Sterling might meanwhile need a negative outcome from the looming European Council meeting in order to avoid a fresh turn lower against the Euro.
The Euro exchange rate complex has been weighed down by the fragmented and fractious European response to the coronavirus crisis and the Euro bloc’s leaders are under immense pressure to agree a common fiscal solution on Thursday, which would very likely be a positive influence on the Euro if it happens.
Financial stability on the ‘periphery’ is at stake in the short-term and the unity, if-not existence of the bloc itself, is at risk on a longer-term horizon.
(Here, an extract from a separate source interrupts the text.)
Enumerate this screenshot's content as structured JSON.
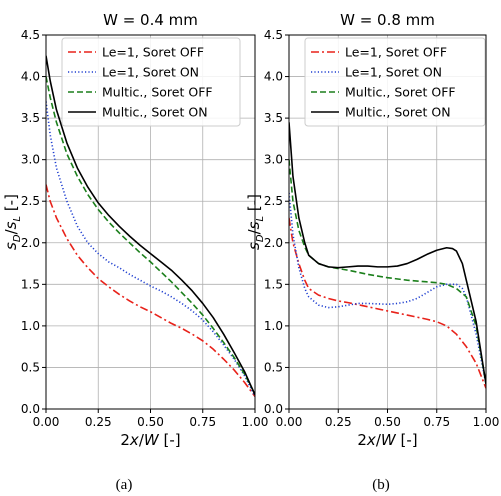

A falling oil price and European ‘solidarity’ would weigh on the Pound-Dollar rate while lifting the Euro-Dollar rate in what would be a toxic cocktail for the Pound-Euro rate that risks vindicating some bearish views on the outlook for Sterling.
Technical analysts at Commerzbank have tipped the Pound-Euro rate for steep falls in the weeks and months ahead, falls so steep they might potentially see Sterling back at its lowest levels since the 2008 crisis.
A down-day on Thursday, for any reason, would keep the 2020 downtrend in the Pound-Euro rate alive while bringing 2008 lows a step closer.
“EUR/GBP has risen to the April 7 high at .8865 as expected. If it were to be overcome, the March 20 low at .8994 would be back in play,” says Karen Jones, head of technical analysis for currencies, commodities and bonds at Commerzbank, referring to the 1.1280 and 1.1118 levels of the Pound-Euro rate respectively.
Jones advocated this week that Commerzbank clients sell the Pound-Euro rate around 1.1412 and is looking for the 1.1118 to give way in the first instance. She’s also tipping the Pound-Euro rate to fall to 1.0200 over the next three weeks or so, where it could remain for months after, but says a move above 1.1519 would negate these forecasts.